Voices

Why Arun Shourie is wrong about Modi government

Abhishek Pratap SinghJune 14, 2017 | 15:55 IST

The liberal defenders of free speech in India — who have been vociferous in their critique of the Narendra Modi government — have found their new hero in former Union minister Arun Shourie. The noted journalist found himself a victim of the "luddite fallacy" with the progress of the BJP government and its policies.

For an economist with PhD from Syracuse University, New York, it was a “felicitous call" that suits his time-serving mind and wisdom. Having said that, much like Sudheendra Kulkarni, my respect for him does propel me to make an intellectual enquiry of his "dwarfed and resentful" claims against the present government. Much to the dismay of many of us his remarks on the functioning, nature and leadership of present government demand cultivated response.

From his outburst during the first anniversary of the Modi government, when he sharply criticised the pace of economic reforms and macroeconomic challenges, Delhi election management, reorientation of foreign policy and its follow up and lack of private investment in India.
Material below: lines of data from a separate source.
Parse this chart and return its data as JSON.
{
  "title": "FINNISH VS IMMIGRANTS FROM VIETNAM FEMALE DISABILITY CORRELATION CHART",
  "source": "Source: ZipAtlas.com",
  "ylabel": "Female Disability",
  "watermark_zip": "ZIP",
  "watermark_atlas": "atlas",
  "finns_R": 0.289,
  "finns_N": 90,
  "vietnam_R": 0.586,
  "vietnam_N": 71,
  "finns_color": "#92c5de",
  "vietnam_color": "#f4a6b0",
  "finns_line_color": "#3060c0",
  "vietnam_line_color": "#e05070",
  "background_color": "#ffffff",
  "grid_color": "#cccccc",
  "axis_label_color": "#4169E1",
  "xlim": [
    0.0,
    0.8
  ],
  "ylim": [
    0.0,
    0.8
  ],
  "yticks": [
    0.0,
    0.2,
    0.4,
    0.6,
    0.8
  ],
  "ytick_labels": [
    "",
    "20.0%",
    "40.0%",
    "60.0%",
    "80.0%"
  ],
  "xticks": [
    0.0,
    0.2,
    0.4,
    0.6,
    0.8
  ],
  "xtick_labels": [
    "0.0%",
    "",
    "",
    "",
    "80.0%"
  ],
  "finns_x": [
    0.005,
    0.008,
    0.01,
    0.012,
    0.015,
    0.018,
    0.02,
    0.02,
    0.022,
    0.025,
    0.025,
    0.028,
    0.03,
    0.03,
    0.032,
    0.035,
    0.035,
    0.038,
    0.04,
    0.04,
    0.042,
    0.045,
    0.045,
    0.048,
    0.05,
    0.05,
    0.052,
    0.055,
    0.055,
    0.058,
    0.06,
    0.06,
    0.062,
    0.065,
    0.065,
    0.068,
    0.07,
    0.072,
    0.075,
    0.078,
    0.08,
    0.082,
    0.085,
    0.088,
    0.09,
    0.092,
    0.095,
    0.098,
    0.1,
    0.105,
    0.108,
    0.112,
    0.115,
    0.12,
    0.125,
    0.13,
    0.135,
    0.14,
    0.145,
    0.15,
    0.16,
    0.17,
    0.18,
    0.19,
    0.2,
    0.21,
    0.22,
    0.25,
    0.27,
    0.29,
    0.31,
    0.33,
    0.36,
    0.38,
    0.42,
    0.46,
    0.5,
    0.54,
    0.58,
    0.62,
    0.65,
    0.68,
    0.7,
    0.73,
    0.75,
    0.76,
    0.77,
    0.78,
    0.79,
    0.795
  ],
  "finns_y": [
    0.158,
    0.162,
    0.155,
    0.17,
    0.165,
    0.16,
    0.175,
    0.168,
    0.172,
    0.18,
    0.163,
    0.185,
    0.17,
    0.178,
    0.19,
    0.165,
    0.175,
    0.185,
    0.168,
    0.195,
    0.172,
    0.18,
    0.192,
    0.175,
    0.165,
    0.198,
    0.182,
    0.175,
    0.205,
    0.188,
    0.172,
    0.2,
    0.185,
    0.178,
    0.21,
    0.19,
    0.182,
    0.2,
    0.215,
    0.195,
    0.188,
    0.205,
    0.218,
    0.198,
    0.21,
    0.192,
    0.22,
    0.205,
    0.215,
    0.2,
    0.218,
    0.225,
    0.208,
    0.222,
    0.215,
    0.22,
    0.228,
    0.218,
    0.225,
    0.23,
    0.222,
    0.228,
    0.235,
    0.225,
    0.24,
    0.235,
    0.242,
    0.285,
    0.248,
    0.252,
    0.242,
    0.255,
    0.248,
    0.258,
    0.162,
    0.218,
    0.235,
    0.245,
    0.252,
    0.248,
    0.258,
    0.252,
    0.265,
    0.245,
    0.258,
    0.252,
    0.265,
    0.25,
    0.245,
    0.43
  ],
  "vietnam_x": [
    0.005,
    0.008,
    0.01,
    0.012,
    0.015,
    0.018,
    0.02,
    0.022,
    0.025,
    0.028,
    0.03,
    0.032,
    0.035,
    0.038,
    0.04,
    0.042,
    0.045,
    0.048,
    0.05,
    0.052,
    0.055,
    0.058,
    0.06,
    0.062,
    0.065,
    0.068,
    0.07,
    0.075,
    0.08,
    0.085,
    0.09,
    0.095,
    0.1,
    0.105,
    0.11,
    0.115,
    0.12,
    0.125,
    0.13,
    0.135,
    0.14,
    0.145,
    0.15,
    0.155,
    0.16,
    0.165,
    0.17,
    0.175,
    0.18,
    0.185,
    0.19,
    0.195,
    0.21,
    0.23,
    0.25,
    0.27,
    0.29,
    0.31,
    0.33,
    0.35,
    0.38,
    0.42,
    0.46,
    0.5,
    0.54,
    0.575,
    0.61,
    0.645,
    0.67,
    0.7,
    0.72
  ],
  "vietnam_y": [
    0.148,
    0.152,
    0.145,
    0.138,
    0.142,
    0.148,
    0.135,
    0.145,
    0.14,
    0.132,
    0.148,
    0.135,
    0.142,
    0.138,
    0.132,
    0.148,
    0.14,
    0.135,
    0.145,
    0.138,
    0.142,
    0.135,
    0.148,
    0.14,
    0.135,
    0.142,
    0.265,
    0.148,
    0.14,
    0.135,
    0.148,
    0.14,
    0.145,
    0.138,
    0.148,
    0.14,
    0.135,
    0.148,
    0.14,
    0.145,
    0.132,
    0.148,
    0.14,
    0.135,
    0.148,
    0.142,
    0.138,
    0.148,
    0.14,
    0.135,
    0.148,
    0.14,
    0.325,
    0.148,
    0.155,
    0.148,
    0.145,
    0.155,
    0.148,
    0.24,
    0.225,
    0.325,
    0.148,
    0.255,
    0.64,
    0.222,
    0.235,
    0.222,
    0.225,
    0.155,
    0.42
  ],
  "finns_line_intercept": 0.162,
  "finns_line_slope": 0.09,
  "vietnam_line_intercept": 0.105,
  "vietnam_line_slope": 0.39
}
As he quoted Deepak Parekh in that interview "with not much happening at the ground", he perhaps more likely ignored little later the views from noted industrial personalities like Anil Agarwal, Sunil Bharti Mital, Anil Ambani, Cyrus Mistry, Kumar Mangalam Birla, Jyotsana Suri and Rahul Patwardhan reposing the faith of the industry in the government at the launch of Digital India mission by PM Modi. 

He blamed the party's strategy for the debacle in Delhi Assembly elections (2016). What if he is asked about his "strategic collusion" in BJP’s debacle in 2004 parliamentary elections, in which he himself was part of the party's core group.

About his arguments for BJP’s loss in Bihar Assembly elections (2015) due to "high-handedness", he must be "thankful and courteous" to the same team led by BJP president Amit Shah for victory in Uttar Pradesh (2017) after more than 20 years.

In both Delhi and Bihar elections, the BJP’s vote share remained comfortable at 32.2 per cent and 24.4 per cent respectively. Interestingly, historian Ramachandra Guha puts it well for him, “Much of the time Shourie writes or acts as if there is a singular truth, with him as its only repository and guarantor.”

Photo: DailyO

When he compared the present government with "Congress plus cow" and terming the PMO as “weaker than ever” at a book launch event in New Delhi, he was quickly snubbed by the chief economic advisor, Arvind Subramanian, that India is “a pre-cautious development model” in both economic and political sense. To say that the promise of achhe din is more to be identified with the changes in the process of governance, leadership and its policies that are being undertaken under the Modi government, making a clear shift from “policy paralysis” of the previous UPA rule.

About his remarks on the initiative of demonetisation that “doing suicide is also radical”, one can point to the fact of recent International Monetary Fund (IMF) forecast where India continues to remain a “bright spot” in the otherwise bleak global economic situation.

On political front, the landslide mandate for the BJP in Uttar Pradesh makes the jury and political logic of demonetisation more clear and acceptable.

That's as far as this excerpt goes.